Biden started his visit to Iraq on Thursday night, after US forces
pulled out of Iraq's towns and cities this week under the terms of
a bilateral security pact that paves the way for a full US
withdrawal by 2012.
After Friday prayers, hundreds and possibly thousands of residents
of Sadr City chanted down, down USA and burned US flags in protest
at Biden's visit.
A smaller demonstration also took place in Kerbala, in the
Shiite south.
Biden helped author a 2006 plan to split Iraq into self-ruled
Sunni, Shiite and Kurdish enclaves.
That plan angered many Iraqis, and was quietly shelved as
violence ebbed.
"Biden has come here to divide Iraq according to his plan," said a
message from Sadr read out by one Imam in a mosque.
One of Baghdad's blinding dust storms blanketed the city on Friday,
grounding helicopters and forcing Biden to reschedule meetings with
Iraqi officials.
White House officials said Biden would meet President Jalal
Talabani and Prime Minister Nuri al-Maliki, and US commanders and
troops, marking the US July 4 Independence Day holiday.

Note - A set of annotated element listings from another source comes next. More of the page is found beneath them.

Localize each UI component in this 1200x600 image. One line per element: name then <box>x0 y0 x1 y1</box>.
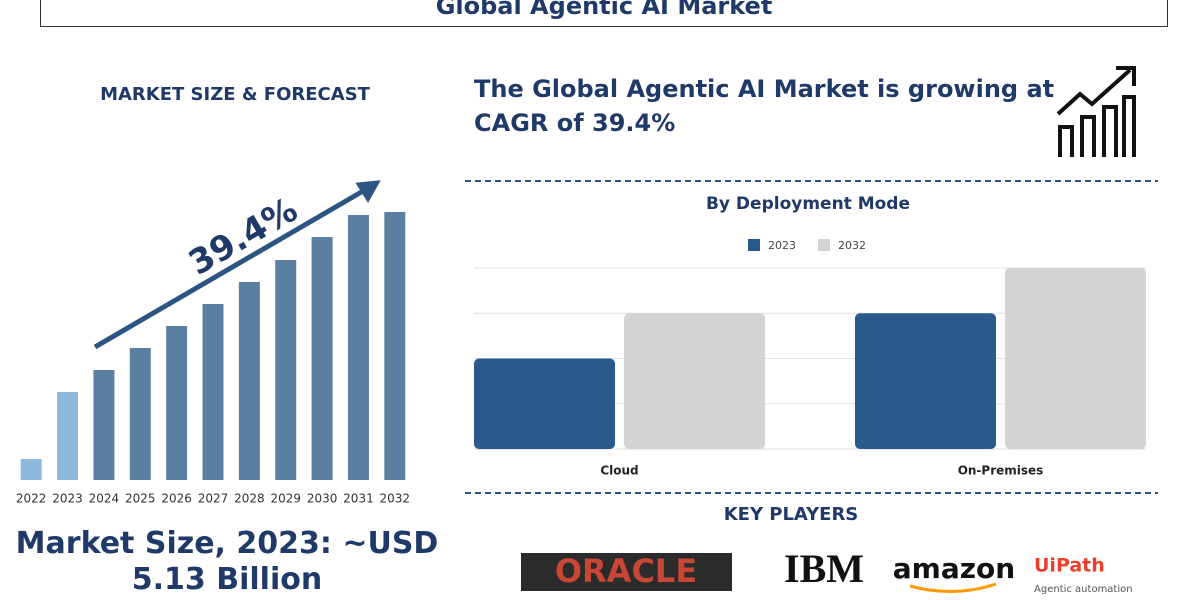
trend-arrow <box>93 184 372 350</box>
legend-label: 2023 <box>768 239 796 252</box>
x-tick-label: 2022 <box>16 492 47 506</box>
bar <box>166 326 188 480</box>
panel-heading: MARKET SIZE & FORECAST <box>100 84 370 105</box>
bar <box>624 313 765 449</box>
bar <box>129 348 151 480</box>
x-tick-label: 2023 <box>52 492 83 506</box>
bar <box>93 370 115 480</box>
arrow-head <box>355 180 381 203</box>
bar <box>1005 268 1146 449</box>
bar <box>311 237 333 480</box>
header-title: Global Agentic AI Market <box>40 0 1168 27</box>
bar <box>474 358 615 449</box>
bar <box>202 304 224 480</box>
uipath-tagline: Agentic automation <box>1034 584 1133 595</box>
x-tick-label: 2031 <box>343 492 374 506</box>
legend-swatch <box>748 239 760 251</box>
bar <box>275 260 297 480</box>
logo-oracle: ORACLE <box>555 552 697 590</box>
key-players-heading: KEY PLAYERS <box>724 504 859 525</box>
market-size: Market Size, 2023: ~USD 5.13 Billion <box>15 526 439 597</box>
x-tick-label: 2026 <box>161 492 192 506</box>
x-tick-label: 2028 <box>234 492 265 506</box>
x-tick-label: 2027 <box>198 492 229 506</box>
x-tick-label: 2024 <box>89 492 120 506</box>
logo-uipath: UiPath <box>1034 555 1105 577</box>
logo-amazon: amazon <box>893 552 1015 585</box>
legend-swatch <box>818 239 830 251</box>
bar <box>238 282 260 480</box>
logo-bg <box>521 553 732 591</box>
amazon-smile <box>909 582 997 593</box>
legend-label: 2032 <box>838 239 866 252</box>
x-tick-label: Cloud <box>600 464 638 478</box>
bar <box>20 459 42 480</box>
x-tick-label: 2030 <box>307 492 338 506</box>
x-tick-label: 2029 <box>270 492 301 506</box>
x-tick-label: 2032 <box>380 492 411 506</box>
bar <box>855 313 996 449</box>
chart-title: By Deployment Mode <box>706 194 910 214</box>
headline: The Global Agentic AI Market is growing … <box>474 75 1055 137</box>
x-tick-label: 2025 <box>125 492 156 506</box>
x-tick-label: On-Premises <box>958 464 1044 478</box>
bar <box>384 212 406 480</box>
bar <box>347 215 369 480</box>
bar <box>57 392 79 480</box>
growth-icon <box>1056 66 1136 157</box>
logo-ibm: IBM <box>784 546 864 591</box>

This was Biden's second trip to Iraq this year and his first as
vice president.
President Barack Obama visited Iraq in April.
Mixed feelings
Biden's visit comes at a critical time in US-Iraqi relations.

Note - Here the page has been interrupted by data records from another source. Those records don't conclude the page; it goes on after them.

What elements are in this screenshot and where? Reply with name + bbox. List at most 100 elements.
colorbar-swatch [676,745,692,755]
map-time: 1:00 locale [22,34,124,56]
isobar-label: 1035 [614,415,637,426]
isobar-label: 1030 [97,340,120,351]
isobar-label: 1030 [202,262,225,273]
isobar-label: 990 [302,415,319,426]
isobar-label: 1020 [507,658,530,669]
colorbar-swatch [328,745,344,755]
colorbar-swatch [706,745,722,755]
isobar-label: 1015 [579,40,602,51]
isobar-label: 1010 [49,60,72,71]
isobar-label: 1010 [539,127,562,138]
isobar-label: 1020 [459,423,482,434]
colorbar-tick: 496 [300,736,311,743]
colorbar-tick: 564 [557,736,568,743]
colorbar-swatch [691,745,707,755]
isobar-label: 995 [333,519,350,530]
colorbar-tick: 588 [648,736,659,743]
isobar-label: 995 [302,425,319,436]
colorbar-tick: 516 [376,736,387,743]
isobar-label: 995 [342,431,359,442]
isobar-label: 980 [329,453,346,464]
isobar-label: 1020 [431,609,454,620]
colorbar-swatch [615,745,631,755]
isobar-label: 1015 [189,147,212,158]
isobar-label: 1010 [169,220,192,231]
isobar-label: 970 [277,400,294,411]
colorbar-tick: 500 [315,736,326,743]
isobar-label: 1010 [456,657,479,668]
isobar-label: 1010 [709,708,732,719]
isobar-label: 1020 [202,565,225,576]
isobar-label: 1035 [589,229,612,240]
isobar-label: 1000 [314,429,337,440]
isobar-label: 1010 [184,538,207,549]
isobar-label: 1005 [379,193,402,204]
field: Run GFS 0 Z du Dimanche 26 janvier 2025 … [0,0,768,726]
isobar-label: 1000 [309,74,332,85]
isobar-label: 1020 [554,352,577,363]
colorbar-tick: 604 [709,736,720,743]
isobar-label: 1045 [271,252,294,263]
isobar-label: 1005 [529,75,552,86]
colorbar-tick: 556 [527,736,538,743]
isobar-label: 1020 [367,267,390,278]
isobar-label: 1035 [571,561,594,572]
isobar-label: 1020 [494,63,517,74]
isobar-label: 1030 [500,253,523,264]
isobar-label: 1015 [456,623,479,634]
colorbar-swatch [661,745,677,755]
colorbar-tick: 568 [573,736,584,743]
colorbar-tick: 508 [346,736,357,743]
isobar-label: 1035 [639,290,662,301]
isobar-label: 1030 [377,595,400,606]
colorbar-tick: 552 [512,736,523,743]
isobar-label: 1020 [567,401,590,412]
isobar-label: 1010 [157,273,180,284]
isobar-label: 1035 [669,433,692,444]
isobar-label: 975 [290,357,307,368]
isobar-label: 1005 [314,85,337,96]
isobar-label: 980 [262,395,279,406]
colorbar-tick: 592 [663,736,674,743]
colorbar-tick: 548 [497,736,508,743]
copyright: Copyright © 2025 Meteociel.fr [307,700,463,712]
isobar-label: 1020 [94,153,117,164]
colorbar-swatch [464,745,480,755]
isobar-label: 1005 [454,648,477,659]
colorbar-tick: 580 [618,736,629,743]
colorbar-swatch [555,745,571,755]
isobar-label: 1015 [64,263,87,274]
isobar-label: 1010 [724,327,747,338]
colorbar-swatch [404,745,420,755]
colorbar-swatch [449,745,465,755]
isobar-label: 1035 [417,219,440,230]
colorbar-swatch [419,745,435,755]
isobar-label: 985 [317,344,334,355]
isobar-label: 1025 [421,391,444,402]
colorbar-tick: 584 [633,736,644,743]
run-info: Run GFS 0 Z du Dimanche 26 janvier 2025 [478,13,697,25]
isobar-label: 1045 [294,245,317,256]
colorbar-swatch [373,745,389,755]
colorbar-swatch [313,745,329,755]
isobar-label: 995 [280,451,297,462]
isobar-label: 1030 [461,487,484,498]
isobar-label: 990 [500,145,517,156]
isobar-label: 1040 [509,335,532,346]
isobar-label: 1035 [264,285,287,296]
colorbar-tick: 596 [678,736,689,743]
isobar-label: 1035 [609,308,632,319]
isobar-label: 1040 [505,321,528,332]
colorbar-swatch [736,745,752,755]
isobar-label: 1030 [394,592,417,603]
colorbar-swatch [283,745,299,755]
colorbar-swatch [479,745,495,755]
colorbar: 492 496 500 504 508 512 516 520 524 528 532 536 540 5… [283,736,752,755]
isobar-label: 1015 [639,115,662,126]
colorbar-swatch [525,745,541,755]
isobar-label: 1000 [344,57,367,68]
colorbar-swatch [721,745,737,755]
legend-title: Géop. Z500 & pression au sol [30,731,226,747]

The bilateral security pact sets a target of pulling all US
forces out of Iraq by 2012, putting pressure on Sunni, Shiite and
Kurdish leaders to resolve disputes over power, oil and land that
have stalled reconciliation.
Iraqi politicians had mixed feelings about Biden's visit.
"This visit is important ... the issue of dividing Iraq was
rejected by Iraqis, so we don't fear it," said Abdul-Kareem
al-Samarrai, head of parliament's Accordance Front Sunni bloc.

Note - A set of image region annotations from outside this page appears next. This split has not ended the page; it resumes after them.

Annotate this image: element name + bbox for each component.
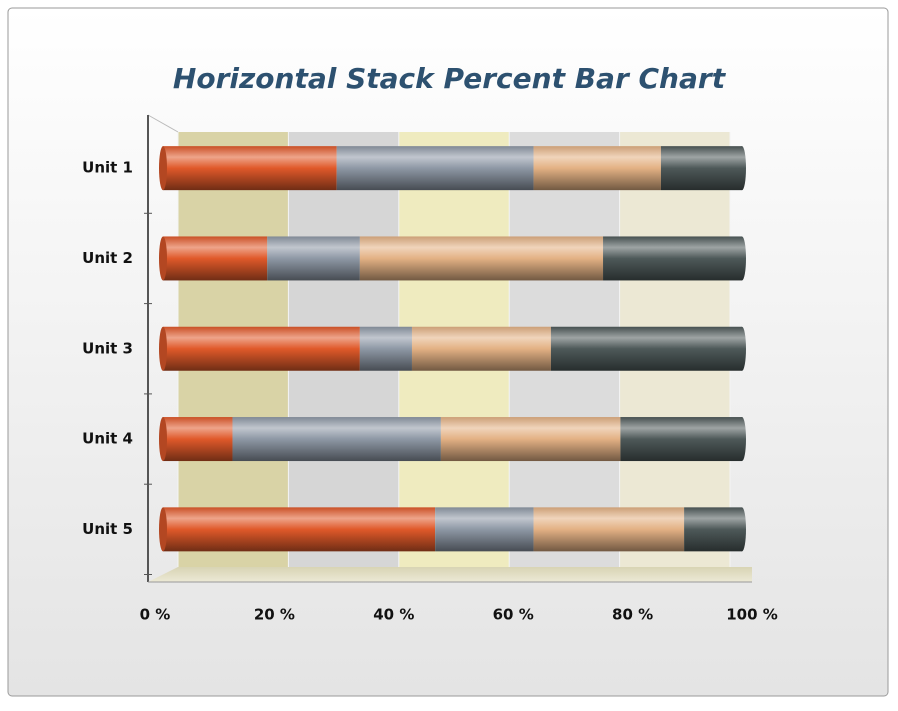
x-tick-label: 40 % <box>373 606 414 624</box>
y-tick-label: Unit 1 <box>82 159 133 177</box>
bar-segment <box>435 507 534 552</box>
x-tick-label: 60 % <box>493 606 534 624</box>
x-tick-label: 20 % <box>254 606 295 624</box>
bar-segment <box>232 417 441 462</box>
bar-segment <box>163 507 436 552</box>
x-tick-label: 80 % <box>612 606 653 624</box>
bar-cap <box>159 326 167 371</box>
bar-cap <box>159 507 167 552</box>
bar-segment <box>684 507 742 552</box>
bars <box>159 146 746 552</box>
x-tick-label: 0 % <box>140 606 171 624</box>
bar-segment <box>411 326 551 371</box>
bar-segment <box>533 146 661 191</box>
bar-cap <box>738 326 746 371</box>
bar-segment <box>660 146 742 191</box>
bar-segment <box>620 417 742 462</box>
bar-segment <box>267 236 360 281</box>
y-tick-label: Unit 4 <box>82 430 133 448</box>
bar-segment <box>163 326 360 371</box>
bar-segment <box>550 326 742 371</box>
bar-segment <box>533 507 685 552</box>
bar-segment <box>440 417 621 462</box>
bar-cap <box>738 236 746 281</box>
bar-cap <box>738 507 746 552</box>
y-tick-label: Unit 2 <box>82 249 133 267</box>
bar-segment <box>359 326 412 371</box>
bar-cap <box>159 417 167 462</box>
bar-segment <box>163 417 233 462</box>
bar-cap <box>159 236 167 281</box>
bar-segment <box>359 236 604 281</box>
wall-edge <box>147 114 179 133</box>
bar-segment <box>163 146 337 191</box>
x-tick-label: 100 % <box>726 606 778 624</box>
floor <box>148 567 752 582</box>
bar-cap <box>159 146 167 191</box>
bar-segment <box>163 236 268 281</box>
bar-segment <box>336 146 534 191</box>
y-tick-label: Unit 5 <box>82 520 133 538</box>
chart-title: Horizontal Stack Percent Bar Chart <box>173 62 727 95</box>
y-tick-label: Unit 3 <box>82 339 133 357</box>
bar-cap <box>738 146 746 191</box>
bar-segment <box>603 236 742 281</box>
bar-cap <box>738 417 746 462</box>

"But the reconciliation issue ... should be activated by Iraqis
themselves not by others' recommendations."
Obama this week asked Biden to play a coordinating role in the
White House on Iraq policy.
The sectarian warfare and insurgency unleashed by the 2003 US-led
invasion have receded dramatically over the past year, but there
continue to be large-scale attacks.
Some Iraqis blame US policies for sowing those divisions.
"So far, we haven't experienced neutrality from the US towards the
differing parties.
They usually back a party against another," said Usama
al-Nujaifi, a lawmaker from former Prime Minister Iyad Allawi's
Iraqiya list.
Nasseer al-Issawi, from Sadr's movement, called Biden's visit a
public interference in Iraq's affairs.